The title is "Ilyina Oksana - Speckled Hen," and I think it's meant to demonstrate educational methods at the orphanage.  The lesson plan centers around a chicken, and includes (I think) identifying parts of the chicken, a little art project, song and dance, and some textural stimuli.  (I'd know more if I spoke Russian.)

But what's really cool about it is that it's taken in the room Elena lived in (I checked: the decals on the wall are exactly the same as in pictures we have). Compare the background (and the yellow dress on the dark-haired girl) to the picture below:

Friday, May 4, 2012

Kotlas: the pictures we wish we'd taken

I just discovered yandex.ru, which is something like google.com; in particular, it has a detailed maps feature, which can be overlaid with some geo-tagged photos. Here's a yandex map, centered on the Sovietskaya Hotel in the center of Kotlas.  Compare that to the Google map in this earlier post of ours.  The cool thing about the yandex map is the sheer volume of the overlaid pictures.

So here are some pictures of Kotlas taken by other people, but ones I wish we had taken.

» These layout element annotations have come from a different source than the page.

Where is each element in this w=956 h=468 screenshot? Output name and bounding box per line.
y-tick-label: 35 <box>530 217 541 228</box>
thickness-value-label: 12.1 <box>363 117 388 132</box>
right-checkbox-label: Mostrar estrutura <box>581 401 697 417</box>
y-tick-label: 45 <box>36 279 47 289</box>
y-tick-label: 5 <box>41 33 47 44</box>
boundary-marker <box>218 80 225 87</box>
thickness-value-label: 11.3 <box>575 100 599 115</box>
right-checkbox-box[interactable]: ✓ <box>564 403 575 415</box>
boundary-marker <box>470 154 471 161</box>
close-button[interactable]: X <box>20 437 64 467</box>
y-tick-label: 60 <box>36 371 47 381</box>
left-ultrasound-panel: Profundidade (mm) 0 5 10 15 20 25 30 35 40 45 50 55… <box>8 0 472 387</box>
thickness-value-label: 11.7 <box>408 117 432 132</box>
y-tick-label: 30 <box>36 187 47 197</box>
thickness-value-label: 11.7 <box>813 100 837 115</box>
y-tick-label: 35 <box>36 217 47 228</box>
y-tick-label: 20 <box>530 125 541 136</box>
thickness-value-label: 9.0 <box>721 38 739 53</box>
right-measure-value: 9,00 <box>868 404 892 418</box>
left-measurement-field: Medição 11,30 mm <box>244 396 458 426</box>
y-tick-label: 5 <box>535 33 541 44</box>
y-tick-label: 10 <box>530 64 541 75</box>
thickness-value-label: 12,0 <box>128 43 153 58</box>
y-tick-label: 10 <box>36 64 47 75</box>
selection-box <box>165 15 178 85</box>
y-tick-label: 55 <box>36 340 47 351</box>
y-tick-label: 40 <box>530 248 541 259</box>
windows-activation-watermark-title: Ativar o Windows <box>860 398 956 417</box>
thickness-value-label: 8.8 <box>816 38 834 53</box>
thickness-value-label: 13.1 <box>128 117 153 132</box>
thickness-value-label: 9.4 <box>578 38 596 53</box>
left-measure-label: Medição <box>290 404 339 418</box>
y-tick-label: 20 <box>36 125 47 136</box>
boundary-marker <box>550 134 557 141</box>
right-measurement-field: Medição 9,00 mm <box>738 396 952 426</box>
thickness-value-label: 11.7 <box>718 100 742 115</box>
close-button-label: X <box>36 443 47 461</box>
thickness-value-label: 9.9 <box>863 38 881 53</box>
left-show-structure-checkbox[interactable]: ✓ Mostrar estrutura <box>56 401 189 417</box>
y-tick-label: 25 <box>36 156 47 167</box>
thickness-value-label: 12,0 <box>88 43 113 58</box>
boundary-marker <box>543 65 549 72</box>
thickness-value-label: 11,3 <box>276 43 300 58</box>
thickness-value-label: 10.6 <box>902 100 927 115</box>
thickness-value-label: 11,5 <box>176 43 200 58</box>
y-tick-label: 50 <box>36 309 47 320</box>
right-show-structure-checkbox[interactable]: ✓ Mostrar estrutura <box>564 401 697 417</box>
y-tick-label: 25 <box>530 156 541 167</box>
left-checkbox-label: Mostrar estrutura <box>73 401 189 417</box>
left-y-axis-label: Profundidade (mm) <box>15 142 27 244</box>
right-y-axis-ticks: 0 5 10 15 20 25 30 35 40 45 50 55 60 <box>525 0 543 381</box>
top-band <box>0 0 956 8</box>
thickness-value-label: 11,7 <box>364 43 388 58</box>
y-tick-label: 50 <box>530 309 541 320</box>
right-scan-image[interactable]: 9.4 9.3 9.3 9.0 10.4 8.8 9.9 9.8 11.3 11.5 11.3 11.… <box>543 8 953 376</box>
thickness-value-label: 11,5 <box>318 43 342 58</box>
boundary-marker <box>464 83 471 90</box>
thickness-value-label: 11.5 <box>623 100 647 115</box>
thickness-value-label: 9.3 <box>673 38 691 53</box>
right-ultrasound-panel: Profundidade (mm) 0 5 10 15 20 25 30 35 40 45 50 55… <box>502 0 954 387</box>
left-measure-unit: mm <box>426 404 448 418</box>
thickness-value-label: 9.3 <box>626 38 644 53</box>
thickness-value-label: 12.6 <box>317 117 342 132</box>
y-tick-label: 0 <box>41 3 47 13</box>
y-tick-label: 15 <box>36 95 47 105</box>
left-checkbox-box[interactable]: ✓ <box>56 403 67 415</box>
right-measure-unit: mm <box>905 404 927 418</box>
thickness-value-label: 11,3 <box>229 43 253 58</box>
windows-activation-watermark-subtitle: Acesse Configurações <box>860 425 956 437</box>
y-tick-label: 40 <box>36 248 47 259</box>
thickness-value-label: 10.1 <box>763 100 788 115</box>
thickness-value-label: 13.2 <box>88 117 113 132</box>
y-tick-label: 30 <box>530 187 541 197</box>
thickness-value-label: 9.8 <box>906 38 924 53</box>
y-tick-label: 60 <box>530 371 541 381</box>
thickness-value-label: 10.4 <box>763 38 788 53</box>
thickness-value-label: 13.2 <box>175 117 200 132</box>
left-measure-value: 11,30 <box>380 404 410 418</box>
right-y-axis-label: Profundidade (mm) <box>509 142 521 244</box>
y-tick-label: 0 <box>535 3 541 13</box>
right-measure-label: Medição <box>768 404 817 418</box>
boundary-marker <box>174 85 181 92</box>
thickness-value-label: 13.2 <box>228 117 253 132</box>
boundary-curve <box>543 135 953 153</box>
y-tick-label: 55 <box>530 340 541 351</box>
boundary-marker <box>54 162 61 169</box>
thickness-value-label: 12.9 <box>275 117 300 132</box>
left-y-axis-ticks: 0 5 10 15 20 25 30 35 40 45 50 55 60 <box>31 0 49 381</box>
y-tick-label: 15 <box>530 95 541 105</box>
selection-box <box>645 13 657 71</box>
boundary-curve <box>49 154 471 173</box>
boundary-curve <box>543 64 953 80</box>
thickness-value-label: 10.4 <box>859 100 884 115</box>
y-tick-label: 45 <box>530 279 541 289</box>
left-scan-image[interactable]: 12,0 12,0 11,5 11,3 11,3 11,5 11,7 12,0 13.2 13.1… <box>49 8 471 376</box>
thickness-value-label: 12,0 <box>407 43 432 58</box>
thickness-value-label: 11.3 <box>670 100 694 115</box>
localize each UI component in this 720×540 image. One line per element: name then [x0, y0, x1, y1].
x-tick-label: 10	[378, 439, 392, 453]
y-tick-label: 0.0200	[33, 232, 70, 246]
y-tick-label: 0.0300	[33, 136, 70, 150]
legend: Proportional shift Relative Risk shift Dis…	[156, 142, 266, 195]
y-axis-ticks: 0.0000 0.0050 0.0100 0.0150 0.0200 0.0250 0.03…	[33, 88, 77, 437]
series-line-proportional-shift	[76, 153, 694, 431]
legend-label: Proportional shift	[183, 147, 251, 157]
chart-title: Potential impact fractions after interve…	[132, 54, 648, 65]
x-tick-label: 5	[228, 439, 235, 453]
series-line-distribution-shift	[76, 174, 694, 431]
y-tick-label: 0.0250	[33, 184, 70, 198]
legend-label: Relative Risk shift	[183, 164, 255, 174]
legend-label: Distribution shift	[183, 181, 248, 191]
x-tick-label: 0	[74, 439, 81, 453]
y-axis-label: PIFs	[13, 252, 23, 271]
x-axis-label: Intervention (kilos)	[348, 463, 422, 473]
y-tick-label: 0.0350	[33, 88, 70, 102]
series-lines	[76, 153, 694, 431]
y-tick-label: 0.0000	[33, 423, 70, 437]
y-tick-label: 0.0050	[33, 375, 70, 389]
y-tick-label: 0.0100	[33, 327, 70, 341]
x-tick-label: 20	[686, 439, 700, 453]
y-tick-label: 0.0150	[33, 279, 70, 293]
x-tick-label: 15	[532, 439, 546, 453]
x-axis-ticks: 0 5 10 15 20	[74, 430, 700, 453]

Here's the Kotlas City Hall; it's right across the street from the hotel.  We did get more than one picture of the City Hall, but this one's taken with snow on the ground, something we didn't see.

This is apparently a picture of a branch, but it's taken in the small park right next to the hotel on a nice sunny day.  I took a few pictures in the park here, but they were all at the end of the day when the light was failing.  This picture makes the park look much more inviting.

This building in a couple blocks south of the hotel.  The first floor has a supermarket we went to more than once (the upper floors have apartments).  Wandering through a supermarket is actually a good way to learn a little about the place where you are.  The supermarket here was well-kept and well-stocked.  The colorful banner on the outside is advertising.